Algumas preocupações relativas aos médicos associados, como a regulamentação,
são importantes e estão a ser abordadas, devendo os médicos associados no Reino
Unido ser regulamentados pelo General Medical Council a partir de dezembro
de 2024.14 Houve pelo menos dois casos de grande visibilidade
de mortes jovens e evitáveis que ocorreram durante a prestação de cuidados por
médicos associados.15,16 Mas, enquanto profissão médica,
seria descuidado não reconhecer que há acontecimentos adversos, mortes
desnecessárias e casos de má conduta que ocorrem todos os anos sob os cuidados
de médicos e enfermeiros com formação completa e regulamentada.17,18
Um fator subjacente ao aceso debate
sobre os médicos associados no Reino Unido é o protecionismo profissional e as
preocupações salariais dos médicos que têm sido maltratados, fragilizados e
subvalorizados pelos sucessivos governos britânicos. Não é de surpreender que,
após mais de 14 anos de cortes salariais em termos reais19 e de
maledicência dos médicos nalguns meios de comunicação social do Reino Unido,20
os médicos desconfiem de intervenções que possam diminuir ainda mais a
profissão médica em termos de dimensão, responsabilidades e remuneração. Os
médicos têm um longo historial de bloqueio de reformas que ameaçam o seu
estatuto profissional; no passado, foram apresentados argumentos semelhantes
contra os enfermeiros especialistas.21 Há trabalho mais do
que suficiente para todos – de facto, há demasiado trabalho mesmo com mais 7000
médicos associados. Uma correta e adequada utilização de mais médicos
associados poderia reduzir as tarefas administrativas, aumentar as
oportunidades de formação e melhorar a vida de muitas equipas de cuidados de
saúde.22
Durante muitos anos, as tarefas
administrativas excessivas dos serviços de saúde modernos recaíram em grande medida sobre os membros
mais jovens das equipas médicas. A formação de médicos de base no Reino Unido
(os primeiros anos de trabalho após o curso de medicina) tem sido dominada pela
prestação de serviços e pela introdução dos jovens médicos numa vida
profissional de sacrifício, mais do que pela formação e desenvolvimento de
conhecimentos, competências e capacidade técnica.23 Um grande
número de médicos de base abandonou o SNS.24 Em parte, isso é
culpa de um sistema de saúde sobrecarregado e digitalmente pré-histórico, mas a
responsabilidade também recai sobre as chefias médicas que permitiram o
desenvolvimento de um sistema de formação insuficiente. Uma profissão médica
subvalorizada, insatisfeita e subfinanciada não é culpa dos médicos associados,
dos enfermeiros especialistas ou de qualquer outro trabalhador do sector da saúde.

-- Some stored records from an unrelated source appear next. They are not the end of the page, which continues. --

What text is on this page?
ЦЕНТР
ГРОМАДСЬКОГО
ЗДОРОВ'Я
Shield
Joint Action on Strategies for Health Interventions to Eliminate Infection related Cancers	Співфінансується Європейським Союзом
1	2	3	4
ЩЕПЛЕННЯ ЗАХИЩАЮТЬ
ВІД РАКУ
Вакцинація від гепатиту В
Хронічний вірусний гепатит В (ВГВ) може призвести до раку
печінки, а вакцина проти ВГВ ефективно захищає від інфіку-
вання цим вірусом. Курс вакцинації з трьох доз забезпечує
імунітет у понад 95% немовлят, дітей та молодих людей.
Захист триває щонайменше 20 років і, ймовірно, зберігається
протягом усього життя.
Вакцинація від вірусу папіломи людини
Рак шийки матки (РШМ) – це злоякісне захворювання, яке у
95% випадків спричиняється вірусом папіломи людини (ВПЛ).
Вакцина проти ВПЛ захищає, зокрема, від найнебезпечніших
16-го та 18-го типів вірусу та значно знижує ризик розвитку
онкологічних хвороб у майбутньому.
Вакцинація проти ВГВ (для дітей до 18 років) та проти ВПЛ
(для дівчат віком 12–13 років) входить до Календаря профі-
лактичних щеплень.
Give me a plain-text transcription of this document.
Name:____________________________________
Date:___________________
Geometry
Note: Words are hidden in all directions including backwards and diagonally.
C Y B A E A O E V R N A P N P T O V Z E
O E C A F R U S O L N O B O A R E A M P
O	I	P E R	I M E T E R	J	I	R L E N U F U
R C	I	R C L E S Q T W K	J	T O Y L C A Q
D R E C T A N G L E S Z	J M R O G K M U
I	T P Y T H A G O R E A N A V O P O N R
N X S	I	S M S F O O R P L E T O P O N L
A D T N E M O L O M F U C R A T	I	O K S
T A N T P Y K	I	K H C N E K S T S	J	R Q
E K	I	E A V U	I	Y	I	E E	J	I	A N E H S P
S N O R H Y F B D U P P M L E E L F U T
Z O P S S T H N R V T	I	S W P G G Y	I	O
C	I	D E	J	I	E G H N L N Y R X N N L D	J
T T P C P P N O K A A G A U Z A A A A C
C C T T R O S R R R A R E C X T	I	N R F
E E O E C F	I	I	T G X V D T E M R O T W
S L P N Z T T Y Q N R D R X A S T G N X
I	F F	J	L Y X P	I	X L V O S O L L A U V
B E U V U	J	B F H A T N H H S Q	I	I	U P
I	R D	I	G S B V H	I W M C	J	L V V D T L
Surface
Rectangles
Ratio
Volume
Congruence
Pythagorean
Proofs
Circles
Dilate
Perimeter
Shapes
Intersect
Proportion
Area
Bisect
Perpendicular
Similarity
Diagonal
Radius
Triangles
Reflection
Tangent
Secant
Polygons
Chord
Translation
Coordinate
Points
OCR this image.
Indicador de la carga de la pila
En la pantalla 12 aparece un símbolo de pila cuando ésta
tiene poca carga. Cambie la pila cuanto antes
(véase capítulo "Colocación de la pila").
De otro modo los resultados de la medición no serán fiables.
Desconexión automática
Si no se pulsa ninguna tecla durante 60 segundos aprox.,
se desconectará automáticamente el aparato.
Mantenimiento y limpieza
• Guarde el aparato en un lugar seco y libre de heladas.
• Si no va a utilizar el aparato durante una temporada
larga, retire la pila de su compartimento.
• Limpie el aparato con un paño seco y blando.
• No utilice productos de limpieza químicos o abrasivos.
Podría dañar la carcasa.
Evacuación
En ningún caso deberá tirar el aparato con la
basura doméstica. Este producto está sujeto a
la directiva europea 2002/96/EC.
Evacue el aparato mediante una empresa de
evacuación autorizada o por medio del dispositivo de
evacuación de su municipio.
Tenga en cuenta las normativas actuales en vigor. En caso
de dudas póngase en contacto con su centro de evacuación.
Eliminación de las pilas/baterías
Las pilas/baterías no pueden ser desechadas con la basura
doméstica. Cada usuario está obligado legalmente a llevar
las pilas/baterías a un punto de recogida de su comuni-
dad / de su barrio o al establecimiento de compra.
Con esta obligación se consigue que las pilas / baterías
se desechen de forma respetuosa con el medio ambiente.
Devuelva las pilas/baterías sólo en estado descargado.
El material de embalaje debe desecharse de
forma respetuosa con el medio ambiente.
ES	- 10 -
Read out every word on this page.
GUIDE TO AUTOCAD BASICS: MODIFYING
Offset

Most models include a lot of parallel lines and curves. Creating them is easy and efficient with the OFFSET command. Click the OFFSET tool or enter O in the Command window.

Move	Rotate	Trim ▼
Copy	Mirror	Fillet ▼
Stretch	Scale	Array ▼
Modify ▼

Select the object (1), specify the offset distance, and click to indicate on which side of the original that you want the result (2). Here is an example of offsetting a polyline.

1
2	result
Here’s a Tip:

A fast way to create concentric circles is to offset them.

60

O papel dos médicos na sociedade é muito importante. Os médicos são vozes de confiança, fantásticos defensores da saúde pública e protetores contra políticos incompetentes. Mas bloquear ideias mal aplicadas, embora conceptualmente sólidas, que podem melhorar o acesso dos doentes aos cuidados de saúde é um erro. O SNS precisa de um debate maduro e fundamentado, e não de uma recusa furiosa de participação. Os médicos e outros profissionais de saúde têm sofrido com um governo conservador que reduziu os salários e adotou políticas que criaram um sistema de saúde que é problemático e no qual é difícil trabalhar. Um novo governo do Reino Unido tem de resolver estes problemas. Mas os médicos devem lembrar-se de que muitos doentes do SNS não conseguem obter uma consulta atempada e estão a sofrer desnecessariamente. O próximo governo terá de implementar iniciativas variadas e inovadoras para que o SNS volte a funcionar e os médicos devem facilitar todas as intervenções seguras que o proporcionem.